Женщина говорила спокойно и твердо. Перечить ей было бы не вежливо.

— Вам подготовлены покои, — произнесла фрау Анна.

— Спасибо, — ответил солдат.

Но дело было в том, что были некоторые нюансы, о которых он не готов был говорить с благородной дамой, а вот она, видимо, была готова:

— В вашей комнате, — продолжала женщина. — Есть ванна с водой. Я слышала, вы моетесь каждое утро, и уборную вам искать во дворе нет нужды, она прямо в вашей комнате.

Солдата бросило в жар, ему было неудобно. Он смотрел на женщину, глупо улыбаясь, а она смотрела на него и улыбаясь с вызовом. Волков думал, как сказать ей, что без посторонней помощи он даже не может снять бригантину и сапоги и поэтому он произнес:

— Тем не менее, мне нужен будет мой слуга.

Женщина продолжала улыбаться, видя его замешательство и ответила:

— Не волнуйтесь, я помогу вам снять ваш доспех. Кстати, вы его всегда носите?

— Всегда, это привычка, — отвечал он растерянно.

Волков еще больше смущался, а она продолжила:

— И сапоги тоже.

— Сапоги? — рассеяно переспросил солдат.

— Да, сапоги, иногда граф приходил пьяный и валился на кровать прямо в сапогах. Я не звала слуг, все делала сама.

Солдат почувствовал себя неуверенно. После последней фразы красивой, богатой и благородной женщины он уяснил для себя одну вещь: он зачем-то был нужен ей. А что благородной женщине может быть нужно от солдата? Только одно — меч. И это плохо. Или еще одно — нож. И это еще хуже. Вся приятная томная расслабленность и легкое опьянение исчезли мгновенно, и сейчас Волкова волновал только один вопрос: она кого-то боится, или ей надо кого-то убить? А кого может бояться благородная дама в своем замке? Либо того, кто здесь в замке, что маловероятно, либо того, кто может сломать игрушечные ворота игрушечного замка. Ну, а если ей надо кого-то зарезать, то явно это не простолюдин. Простолюдина она могла бы убить при помощи слуг.

Он молчал, стоя у стола, а она сидела за столом и смотрела на него неотрывно. Ждала. А вот ему меньше всего хотелось ввязываться в какие-то дрязги местной знати, ему и своих дел было достаточно и он произнес:

— И все-таки мне лучше будет откланяться.

Она встала, ее красивое лицо было уже не столь радушно:

— Ну что ж, поступайте, как считаете нужным, — произнесла фрау Анна холодно. Но помимо холода в ее словах чувствовалось еще и раздражение, а может быть даже и отчаяние.

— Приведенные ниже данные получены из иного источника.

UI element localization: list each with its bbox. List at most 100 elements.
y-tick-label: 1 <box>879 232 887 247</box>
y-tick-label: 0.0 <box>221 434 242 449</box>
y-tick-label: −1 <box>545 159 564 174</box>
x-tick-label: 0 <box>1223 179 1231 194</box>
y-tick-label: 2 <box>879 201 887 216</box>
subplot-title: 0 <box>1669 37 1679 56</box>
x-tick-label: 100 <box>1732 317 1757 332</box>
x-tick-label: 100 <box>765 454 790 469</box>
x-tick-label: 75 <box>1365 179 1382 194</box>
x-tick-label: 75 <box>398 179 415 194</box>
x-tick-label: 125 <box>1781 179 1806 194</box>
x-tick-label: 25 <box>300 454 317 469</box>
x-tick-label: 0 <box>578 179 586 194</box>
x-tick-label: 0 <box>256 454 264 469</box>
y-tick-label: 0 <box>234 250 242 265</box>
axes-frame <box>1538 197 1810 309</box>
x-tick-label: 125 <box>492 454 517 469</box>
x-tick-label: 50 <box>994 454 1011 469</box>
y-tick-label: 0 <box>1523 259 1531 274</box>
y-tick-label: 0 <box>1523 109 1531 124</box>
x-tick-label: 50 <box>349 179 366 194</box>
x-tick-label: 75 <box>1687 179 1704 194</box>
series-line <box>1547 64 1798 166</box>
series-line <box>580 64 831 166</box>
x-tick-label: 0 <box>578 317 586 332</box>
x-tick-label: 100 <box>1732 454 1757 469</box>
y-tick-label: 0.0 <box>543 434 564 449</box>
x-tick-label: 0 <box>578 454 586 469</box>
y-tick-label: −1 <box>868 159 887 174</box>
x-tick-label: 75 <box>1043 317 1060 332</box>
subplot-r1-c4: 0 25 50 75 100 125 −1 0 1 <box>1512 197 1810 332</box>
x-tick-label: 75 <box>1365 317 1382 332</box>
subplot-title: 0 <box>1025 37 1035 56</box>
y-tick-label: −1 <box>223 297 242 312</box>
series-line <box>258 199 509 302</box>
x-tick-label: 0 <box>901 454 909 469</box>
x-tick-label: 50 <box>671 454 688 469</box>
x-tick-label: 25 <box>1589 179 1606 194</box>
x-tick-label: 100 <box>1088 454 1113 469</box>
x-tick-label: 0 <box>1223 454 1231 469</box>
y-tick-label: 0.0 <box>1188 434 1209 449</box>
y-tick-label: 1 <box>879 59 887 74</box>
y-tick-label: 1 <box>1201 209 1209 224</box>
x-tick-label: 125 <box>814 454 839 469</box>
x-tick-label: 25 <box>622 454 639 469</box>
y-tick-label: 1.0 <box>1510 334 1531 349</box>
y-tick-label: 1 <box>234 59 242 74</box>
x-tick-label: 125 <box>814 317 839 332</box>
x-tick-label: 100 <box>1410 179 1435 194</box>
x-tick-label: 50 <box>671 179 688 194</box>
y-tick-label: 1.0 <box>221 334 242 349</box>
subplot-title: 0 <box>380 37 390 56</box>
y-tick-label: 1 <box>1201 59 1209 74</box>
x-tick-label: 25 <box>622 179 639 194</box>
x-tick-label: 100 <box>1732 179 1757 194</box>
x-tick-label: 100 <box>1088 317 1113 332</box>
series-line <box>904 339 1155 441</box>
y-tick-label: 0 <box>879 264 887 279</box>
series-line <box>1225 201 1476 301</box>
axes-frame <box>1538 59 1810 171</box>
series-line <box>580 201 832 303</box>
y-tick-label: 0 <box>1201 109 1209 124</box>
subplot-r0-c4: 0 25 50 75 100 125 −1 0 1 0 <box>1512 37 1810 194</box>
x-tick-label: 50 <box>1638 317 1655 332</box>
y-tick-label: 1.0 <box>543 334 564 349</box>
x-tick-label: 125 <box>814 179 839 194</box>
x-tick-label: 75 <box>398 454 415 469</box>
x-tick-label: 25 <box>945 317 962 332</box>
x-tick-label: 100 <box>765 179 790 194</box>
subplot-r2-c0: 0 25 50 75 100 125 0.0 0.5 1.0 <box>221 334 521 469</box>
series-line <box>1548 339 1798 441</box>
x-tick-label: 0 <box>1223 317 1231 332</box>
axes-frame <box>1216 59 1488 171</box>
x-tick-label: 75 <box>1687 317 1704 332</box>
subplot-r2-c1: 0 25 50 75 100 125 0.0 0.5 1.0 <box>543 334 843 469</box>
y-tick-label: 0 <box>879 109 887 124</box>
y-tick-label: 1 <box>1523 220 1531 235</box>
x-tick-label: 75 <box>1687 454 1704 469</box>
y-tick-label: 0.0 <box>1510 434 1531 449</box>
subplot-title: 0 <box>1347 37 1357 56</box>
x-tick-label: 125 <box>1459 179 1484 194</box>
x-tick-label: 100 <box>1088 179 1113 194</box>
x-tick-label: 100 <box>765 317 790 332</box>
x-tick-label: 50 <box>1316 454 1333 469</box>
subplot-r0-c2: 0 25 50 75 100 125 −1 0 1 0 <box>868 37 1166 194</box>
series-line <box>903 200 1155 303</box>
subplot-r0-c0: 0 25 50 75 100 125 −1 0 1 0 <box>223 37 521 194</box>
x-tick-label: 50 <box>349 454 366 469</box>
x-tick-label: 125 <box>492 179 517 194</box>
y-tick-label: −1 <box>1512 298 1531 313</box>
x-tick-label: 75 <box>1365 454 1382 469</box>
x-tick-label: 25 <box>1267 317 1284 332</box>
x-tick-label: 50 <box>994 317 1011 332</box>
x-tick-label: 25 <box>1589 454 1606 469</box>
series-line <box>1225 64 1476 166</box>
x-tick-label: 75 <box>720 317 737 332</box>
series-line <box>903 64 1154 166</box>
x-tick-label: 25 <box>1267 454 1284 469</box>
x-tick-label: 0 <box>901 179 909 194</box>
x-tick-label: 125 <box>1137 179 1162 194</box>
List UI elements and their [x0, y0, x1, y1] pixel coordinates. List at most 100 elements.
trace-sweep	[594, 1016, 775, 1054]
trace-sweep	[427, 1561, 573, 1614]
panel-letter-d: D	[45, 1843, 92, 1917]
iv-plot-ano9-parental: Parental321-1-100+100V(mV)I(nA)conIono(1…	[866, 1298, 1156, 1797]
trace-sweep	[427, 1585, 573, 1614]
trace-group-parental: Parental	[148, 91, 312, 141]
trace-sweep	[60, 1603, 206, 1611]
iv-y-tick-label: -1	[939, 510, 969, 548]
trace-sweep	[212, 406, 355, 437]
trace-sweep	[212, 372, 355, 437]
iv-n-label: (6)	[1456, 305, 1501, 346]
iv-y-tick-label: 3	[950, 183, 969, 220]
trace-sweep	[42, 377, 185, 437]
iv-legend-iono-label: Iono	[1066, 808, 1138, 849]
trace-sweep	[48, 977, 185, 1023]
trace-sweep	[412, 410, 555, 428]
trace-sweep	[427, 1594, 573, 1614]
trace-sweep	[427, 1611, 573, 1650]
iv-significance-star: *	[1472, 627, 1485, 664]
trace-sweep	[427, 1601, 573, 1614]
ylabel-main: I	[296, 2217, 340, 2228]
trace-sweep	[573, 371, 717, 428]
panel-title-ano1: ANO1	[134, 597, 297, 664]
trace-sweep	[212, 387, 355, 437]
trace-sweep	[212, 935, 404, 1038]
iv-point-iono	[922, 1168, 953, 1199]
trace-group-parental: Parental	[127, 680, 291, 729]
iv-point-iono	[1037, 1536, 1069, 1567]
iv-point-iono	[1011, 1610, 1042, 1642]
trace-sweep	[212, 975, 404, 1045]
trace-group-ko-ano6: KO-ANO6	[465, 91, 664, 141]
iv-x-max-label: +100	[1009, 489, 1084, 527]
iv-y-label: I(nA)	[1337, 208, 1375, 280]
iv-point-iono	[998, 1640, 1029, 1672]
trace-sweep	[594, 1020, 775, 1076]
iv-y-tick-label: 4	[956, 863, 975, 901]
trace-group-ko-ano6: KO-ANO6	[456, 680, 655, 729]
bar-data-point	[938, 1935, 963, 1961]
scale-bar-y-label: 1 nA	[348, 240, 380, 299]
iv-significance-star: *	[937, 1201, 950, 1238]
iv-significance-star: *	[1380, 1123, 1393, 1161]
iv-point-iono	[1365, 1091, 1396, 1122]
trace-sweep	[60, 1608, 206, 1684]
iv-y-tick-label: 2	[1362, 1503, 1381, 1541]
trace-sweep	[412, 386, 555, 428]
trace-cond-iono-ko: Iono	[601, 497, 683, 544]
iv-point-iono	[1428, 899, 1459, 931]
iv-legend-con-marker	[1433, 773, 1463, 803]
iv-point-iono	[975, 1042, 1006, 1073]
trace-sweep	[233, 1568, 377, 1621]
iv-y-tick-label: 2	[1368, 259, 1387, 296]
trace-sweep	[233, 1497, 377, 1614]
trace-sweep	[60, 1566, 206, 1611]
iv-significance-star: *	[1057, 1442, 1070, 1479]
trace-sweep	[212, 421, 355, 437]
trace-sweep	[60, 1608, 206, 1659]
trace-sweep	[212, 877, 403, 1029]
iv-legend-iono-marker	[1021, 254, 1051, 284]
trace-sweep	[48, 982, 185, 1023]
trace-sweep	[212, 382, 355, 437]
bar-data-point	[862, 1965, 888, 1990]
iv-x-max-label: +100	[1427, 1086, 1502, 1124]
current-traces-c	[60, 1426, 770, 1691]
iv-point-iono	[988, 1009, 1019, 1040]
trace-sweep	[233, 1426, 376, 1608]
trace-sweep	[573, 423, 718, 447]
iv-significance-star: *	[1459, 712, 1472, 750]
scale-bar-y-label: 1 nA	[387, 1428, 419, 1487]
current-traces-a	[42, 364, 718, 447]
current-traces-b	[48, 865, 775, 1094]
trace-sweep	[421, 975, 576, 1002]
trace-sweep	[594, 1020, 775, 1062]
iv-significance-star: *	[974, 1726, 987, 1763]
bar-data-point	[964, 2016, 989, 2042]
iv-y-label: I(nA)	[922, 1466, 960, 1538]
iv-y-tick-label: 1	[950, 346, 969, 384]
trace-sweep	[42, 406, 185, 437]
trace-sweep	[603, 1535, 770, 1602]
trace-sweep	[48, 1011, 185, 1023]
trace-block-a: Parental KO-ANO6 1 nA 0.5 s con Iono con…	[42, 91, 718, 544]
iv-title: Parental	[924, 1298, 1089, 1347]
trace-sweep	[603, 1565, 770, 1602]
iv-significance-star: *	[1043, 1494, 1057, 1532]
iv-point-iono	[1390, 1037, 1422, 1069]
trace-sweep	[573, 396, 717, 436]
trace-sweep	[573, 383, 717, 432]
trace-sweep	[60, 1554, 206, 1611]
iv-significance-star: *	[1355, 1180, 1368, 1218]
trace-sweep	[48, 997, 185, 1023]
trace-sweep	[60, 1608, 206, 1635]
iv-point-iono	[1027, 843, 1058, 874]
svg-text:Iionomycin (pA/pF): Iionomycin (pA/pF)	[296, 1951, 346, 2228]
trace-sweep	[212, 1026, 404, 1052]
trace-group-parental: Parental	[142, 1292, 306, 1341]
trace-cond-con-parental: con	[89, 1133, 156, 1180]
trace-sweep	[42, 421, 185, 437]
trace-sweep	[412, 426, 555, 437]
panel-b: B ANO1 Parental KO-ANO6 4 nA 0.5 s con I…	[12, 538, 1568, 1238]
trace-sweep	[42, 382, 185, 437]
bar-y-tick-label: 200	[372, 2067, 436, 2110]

«Слава Богу, что все так закончилось, — подумал солдат. — Без угроз и посулов. Сейчас найду Егана, оседлаем коней и доедем до монастыря, где я буду ломать ворота, пока мне их не откроют».

Он поклонился, повернулся и пошел к выходу, но услышал торопливые шаги и шелест юбок, и понял, что все вовсе не закончилось, а только начинается. Быстро догнав его, госпожа Анна сделала то, что не делала до нее ни одна благородная женщина. Она взяла его за руку. Остановила, развернула к себе, заглянула в лицо и тихо заговорила:

— Ну, куда вы поедете? На улице ночь!

Она стояла так близко, что Волков чувствовал ее дыхание на своем лице.

— До замка барона вы даже за полночь не доберетесь.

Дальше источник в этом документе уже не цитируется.